If your company is facing an unannounced inspection (dawn raid), an investigation file, or a draft/decision that may lead to significant fines, the first hours matter. I help management teams and in-house counsel handle the inspection lawfully, protect the company’s rights, and prepare the next procedural steps, including a realistic appeal strategy.
Informațiile sunt generale și nu înlocuiesc consultanța juridică. Contează faptele, actele și cronologia.
When you may need this
- You receive an inspection order and inspectors arrive without notice (dawn raid).
- You are asked to provide immediate access to premises, documents, e-mails, or devices.
- Inspectors request interviews or written statements from staff on the spot.
- Your team is unsure what can be copied, sealed, or removed, and what objections you can raise.
- You receive requests for information (RFIs) with short deadlines.
- You suspect the case is cross-border (EU competition issues) or part of a broader sector inquiry.
- You receive a statement of objections, draft decision, or a decision imposing fines/remedies.
- You need a coordinated internal response (legal, IT, compliance, HR, PR) without creating additional risk.
What we do, step by step
- Rapid intake: clarify the inspection basis, scope, and immediate risks; set an internal command chain.
- On-site assistance (when possible): supervise interactions, document requests, copying, and seals; keep a defensible log of events.
- Document & data handling: help the team respond lawfully, avoid over-disclosure, and preserve evidence for later defence.
- Privilege & confidentiality review: identify sensitive/privileged materials and raise objections or procedural safeguards where available.
- Staff guidance: practical dos & don’ts for interviews, questions, e-mail searches, and internal communications.
- Post-raid triage: secure copies of what was taken, map the facts, build a timeline, and identify key legal theories.
- Investigation phase: help draft responses to RFIs and procedural submissions; prepare the defence package and evidence strategy.
- Decision phase: review the draft/decision, quantify exposure, and plan appeal options (including interim measures where relevant).
Documents/information useful for the first assessment
| Document | Why it matters | Notes |
|---|---|---|
| Inspection order (and any court authorisation, if provided) | Defines the scope and legal basis of the inspection | Send scans/photos ASAP and keep originals safe |
| Inspection minutes, seals, and inventory of copied/collected data | Shows what happened and what evidence was obtained | Keep a contemporaneous internal log as well |
| Requests for information (RFIs) and correspondence with the authority | Deadlines and scope for follow-up obligations | Centralise all communication in one channel |
| Relevant contracts, policies, and internal communications relevant to the suspected conduct | Core defence evidence and context | Preserve data; avoid retroactive edits |
| Compliance programme materials (training, audits, reports) | Can matter for risk analysis and remediation strategy | Provide the current version and history if available |
Risks & common mistakes
- Deleting messages/files or “cleaning up” devices after inspectors arrive.

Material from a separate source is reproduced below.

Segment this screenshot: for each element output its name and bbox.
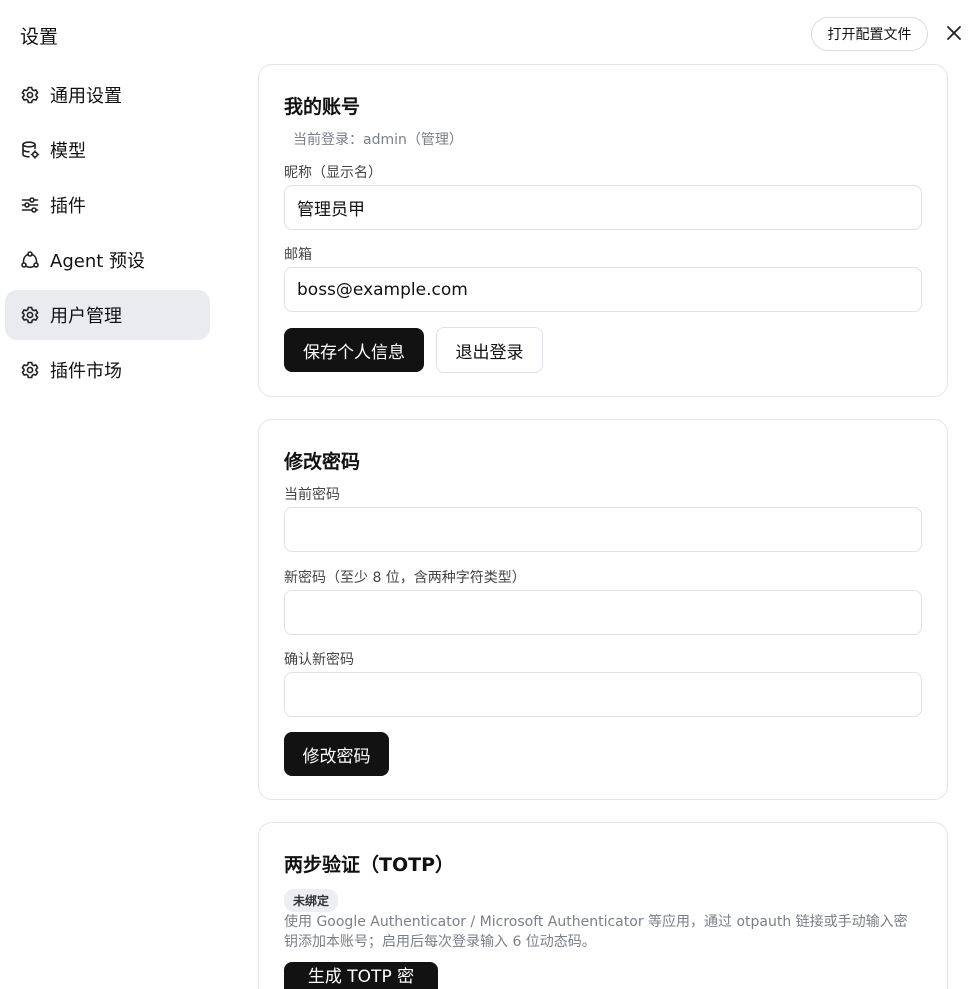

- Uncoordinated staff answers, speculation, or inconsistent explanations.
- Providing more material than requested (over-disclosure) without a review plan.
- Failing to document what was searched, copied, sealed, or asked during interviews.

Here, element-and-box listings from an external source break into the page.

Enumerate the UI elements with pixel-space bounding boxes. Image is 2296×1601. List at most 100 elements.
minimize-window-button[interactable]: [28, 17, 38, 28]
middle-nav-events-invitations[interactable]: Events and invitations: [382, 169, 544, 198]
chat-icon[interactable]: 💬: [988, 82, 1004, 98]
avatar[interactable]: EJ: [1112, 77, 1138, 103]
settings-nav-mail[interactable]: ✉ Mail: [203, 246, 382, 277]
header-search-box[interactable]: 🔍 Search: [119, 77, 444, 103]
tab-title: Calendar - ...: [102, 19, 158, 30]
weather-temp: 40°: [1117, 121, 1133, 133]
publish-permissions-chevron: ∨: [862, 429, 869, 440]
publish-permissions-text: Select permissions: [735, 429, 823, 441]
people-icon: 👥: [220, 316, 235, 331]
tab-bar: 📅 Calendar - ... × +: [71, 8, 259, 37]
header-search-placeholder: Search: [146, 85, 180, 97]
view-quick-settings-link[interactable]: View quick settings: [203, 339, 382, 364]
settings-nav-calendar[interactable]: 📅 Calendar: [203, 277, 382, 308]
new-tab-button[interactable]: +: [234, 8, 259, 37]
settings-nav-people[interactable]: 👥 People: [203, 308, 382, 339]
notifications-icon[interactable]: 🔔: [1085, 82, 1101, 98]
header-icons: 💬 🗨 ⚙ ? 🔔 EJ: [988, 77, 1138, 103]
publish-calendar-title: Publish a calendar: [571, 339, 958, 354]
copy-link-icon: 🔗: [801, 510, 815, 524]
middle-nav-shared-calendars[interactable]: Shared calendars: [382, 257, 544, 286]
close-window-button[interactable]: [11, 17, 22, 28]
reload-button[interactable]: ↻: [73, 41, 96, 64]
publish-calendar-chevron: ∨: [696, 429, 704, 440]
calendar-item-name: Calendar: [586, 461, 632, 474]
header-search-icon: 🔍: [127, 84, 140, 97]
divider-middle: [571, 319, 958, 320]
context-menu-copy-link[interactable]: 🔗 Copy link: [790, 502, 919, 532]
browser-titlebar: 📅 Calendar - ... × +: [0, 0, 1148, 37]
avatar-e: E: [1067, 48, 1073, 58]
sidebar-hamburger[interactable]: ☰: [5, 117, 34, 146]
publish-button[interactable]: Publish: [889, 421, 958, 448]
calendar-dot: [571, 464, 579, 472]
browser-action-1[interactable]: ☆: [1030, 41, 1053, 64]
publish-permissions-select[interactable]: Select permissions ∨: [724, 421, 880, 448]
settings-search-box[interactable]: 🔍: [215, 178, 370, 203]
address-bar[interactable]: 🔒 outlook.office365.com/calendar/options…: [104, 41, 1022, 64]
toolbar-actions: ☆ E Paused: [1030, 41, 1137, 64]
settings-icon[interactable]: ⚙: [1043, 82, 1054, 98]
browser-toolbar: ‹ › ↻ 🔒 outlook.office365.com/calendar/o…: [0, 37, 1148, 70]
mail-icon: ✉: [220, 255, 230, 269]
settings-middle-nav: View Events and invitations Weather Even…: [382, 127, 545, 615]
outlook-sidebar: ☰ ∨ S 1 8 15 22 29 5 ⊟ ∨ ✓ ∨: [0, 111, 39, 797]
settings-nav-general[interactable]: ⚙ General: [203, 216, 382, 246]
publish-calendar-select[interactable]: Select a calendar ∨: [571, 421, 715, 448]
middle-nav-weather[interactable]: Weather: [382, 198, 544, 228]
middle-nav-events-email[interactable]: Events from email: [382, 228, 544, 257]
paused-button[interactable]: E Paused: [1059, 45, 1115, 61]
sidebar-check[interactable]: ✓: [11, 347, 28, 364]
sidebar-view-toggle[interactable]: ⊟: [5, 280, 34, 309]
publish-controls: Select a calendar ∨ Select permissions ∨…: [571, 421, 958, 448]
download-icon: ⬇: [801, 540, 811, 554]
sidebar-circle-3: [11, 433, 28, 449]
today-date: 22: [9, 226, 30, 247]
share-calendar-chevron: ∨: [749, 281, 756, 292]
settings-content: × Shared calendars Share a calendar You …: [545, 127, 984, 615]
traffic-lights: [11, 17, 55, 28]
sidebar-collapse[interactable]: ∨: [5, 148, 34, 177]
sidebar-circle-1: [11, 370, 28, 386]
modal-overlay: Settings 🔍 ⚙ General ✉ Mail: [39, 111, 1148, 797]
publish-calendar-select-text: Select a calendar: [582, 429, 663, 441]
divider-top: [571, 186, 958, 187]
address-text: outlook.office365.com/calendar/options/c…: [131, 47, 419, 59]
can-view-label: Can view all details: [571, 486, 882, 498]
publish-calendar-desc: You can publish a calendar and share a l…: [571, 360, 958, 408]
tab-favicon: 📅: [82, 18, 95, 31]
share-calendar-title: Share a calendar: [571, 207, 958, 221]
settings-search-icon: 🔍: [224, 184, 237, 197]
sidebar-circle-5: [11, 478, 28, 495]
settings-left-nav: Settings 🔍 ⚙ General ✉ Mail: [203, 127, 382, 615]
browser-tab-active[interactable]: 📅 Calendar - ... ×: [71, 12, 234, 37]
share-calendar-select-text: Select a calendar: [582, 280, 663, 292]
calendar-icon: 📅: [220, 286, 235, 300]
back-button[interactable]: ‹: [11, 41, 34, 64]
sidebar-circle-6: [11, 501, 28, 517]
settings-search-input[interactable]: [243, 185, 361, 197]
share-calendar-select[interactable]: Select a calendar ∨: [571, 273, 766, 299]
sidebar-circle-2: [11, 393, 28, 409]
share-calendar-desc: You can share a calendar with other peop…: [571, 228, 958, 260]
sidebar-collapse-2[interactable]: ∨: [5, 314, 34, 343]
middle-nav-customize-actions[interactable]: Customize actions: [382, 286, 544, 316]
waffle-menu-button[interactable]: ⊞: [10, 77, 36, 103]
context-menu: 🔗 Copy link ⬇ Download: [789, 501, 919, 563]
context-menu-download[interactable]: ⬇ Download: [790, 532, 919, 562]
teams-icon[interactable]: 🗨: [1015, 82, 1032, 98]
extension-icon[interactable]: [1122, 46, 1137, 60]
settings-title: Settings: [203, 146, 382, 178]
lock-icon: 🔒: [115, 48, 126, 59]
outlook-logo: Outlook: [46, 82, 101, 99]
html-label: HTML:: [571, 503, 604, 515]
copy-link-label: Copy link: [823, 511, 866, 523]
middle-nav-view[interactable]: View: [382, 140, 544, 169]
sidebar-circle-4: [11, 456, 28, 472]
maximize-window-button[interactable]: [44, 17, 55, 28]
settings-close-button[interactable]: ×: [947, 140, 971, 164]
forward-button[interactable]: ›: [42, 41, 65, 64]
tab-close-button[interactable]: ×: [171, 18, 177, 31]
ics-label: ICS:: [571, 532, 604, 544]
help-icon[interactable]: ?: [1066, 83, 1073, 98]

- Discussing the case internally in ways that create damaging written records.
- Missing RFI deadlines or sending rushed answers without verification.

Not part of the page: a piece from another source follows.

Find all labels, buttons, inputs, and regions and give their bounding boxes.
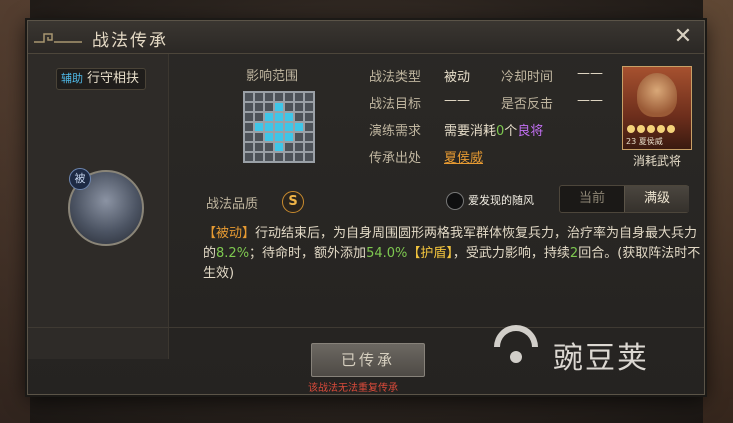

- Ignoring cross-border implications (group reporting, compliance, reputational risk).
FAQ
What should we do in the first 30 minutes of a dawn raid?
Confirm who is inspecting, obtain the inspection documents, notify internal decision-makers, and implement a single point of contact for all requests. Start a written log immediately and avoid any deletion or “cleanup” actions.
Can inspectors copy e-mails and take devices?
Authorities typically have powers to examine and copy business records within the legal framework and within the inspection scope. The exact limits depend on the inspection documents and the applicable rules, so the response should be managed case-by-case.
Do employees have to answer questions on the spot?
Inspectors may ask questions about facts within the purpose of the inspection. The safest approach is a coordinated process: identify who answers, ensure accuracy, and avoid guesses; unclear points should be checked and answered through the formal channels when appropriate.
How do we handle legally privileged or confidential material?
Privilege and confidentiality rules can apply depending on the type of document and the applicable legal regime (national/EU). The practical goal is to identify sensitive material quickly, raise objections or safeguards, and keep a clear record of what was claimed and why.
Can we challenge a fine or decision and still work with the authority?
Yes. Defence and cooperation are not mutually exclusive, but they must be planned. The key is to avoid admissions you cannot support, meet procedural duties carefully, and build a defensible record for any appeal.